Transactional law involves negotiating a contract in order to avoid litigation (think prenup, will or real estate transaction). But, while generations of law students have sharpened their litigating skills in moot court and mock trial competitions, students of transactional law have fewer opportunities to put their deal-making abilities into practice.

Karl Okamoto, a professor in Drexel University’s School of Law who teaches a class on transactional lawyering, looked for some way for his students to role-play deal-making on a larger scale than in the classroom. “We discovered that there was no such thing,” he said. “So we thought, let’s build our own.”

In 2010, Okamoto created “LawMeets,” a national competition that puts students’ negotiating skills to the test under the scrutiny of seasoned transactional lawyers who serve as judges.

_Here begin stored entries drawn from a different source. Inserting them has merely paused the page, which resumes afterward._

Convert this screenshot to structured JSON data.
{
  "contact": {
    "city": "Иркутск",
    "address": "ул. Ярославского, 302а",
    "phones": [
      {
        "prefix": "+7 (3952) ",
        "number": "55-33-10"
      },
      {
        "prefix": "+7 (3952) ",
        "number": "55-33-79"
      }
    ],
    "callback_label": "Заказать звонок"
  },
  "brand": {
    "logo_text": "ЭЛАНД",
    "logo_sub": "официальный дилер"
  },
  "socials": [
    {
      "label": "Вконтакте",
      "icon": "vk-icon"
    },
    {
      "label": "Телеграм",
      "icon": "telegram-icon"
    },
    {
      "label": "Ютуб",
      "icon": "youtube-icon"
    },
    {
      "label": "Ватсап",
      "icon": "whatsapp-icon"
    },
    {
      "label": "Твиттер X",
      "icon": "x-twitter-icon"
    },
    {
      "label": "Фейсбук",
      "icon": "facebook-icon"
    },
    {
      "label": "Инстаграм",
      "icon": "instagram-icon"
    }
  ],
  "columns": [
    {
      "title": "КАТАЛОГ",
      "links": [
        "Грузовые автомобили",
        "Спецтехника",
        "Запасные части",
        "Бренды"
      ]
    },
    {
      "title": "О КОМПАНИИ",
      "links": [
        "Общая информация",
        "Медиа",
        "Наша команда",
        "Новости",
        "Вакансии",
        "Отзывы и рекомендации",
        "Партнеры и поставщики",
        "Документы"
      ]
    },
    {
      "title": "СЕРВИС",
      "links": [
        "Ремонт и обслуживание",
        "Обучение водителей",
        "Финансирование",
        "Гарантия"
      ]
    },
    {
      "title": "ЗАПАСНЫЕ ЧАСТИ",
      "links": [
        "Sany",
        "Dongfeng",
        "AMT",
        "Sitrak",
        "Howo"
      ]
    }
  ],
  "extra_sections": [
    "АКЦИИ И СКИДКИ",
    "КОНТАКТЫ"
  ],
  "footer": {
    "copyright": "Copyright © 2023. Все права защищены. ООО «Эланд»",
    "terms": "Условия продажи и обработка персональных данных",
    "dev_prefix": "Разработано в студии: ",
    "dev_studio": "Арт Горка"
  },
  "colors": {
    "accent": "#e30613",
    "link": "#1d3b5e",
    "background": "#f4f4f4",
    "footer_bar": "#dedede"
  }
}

The response was so overwhelming during the first two years that Okamoto instituted regional meets at law schools across the country.

This year, seven law schools from across the United States hosted 10-12 other schools in regional meets. Next week, the winners of those regional meets will compete in the national competition on April 3 and 4 at Sullivan & Cromwell LLP’s New York office. (The list of participants is available at http://transactionalmeet.lawmeets.com/participants.)

The experience has been invaluable for students.

Casey Plant, one of the winners of the inaugural LawMeet in 2010 who now works at international law firm Allen & Overy in New York, said, “LawMeets was the single best activity I undertook in law school in terms of preparing me for practice.”

“At every interview I had, this was the thing they were most interested in,” said Emily Foote, a 2010 graduate of Drexel Law who participated in LawMeets and now works with Okamoto. “And the reason was that it was so infrequent that law students had actual real-life experience.”

While LawMeets provides a ground-breaking solution to a major problem in the field of legal education, only a few hundred students are able to participate in the experience at its current capacity, while thousands more would benefit from it.

So Okamoto came up with a solution that would give all interested students a chance to hone their skills as deal-makers. He created an online version of LawMeets through an e-learning tool, ApprenNet, which he co-founded with Foote.

LawMeets.com uses crowd-sourcing technology to connect students with seasoned lawyers. Students watch a video presenting a hypothetical client dilemma—such as a question about executive pay—and upload their responses as three-minute videos. Students vote on their colleagues’ recordings and the highest rated videos get critiques from legal experts.

This way, LawMeets’ hands-on, practical learning exercises and expert interaction extends to hundreds and even thousands of law students.

“We all know that the best way to learn most things is to do them yourself,” said Okamoto. And now, thanks to LawMeets, transactional lawyers can.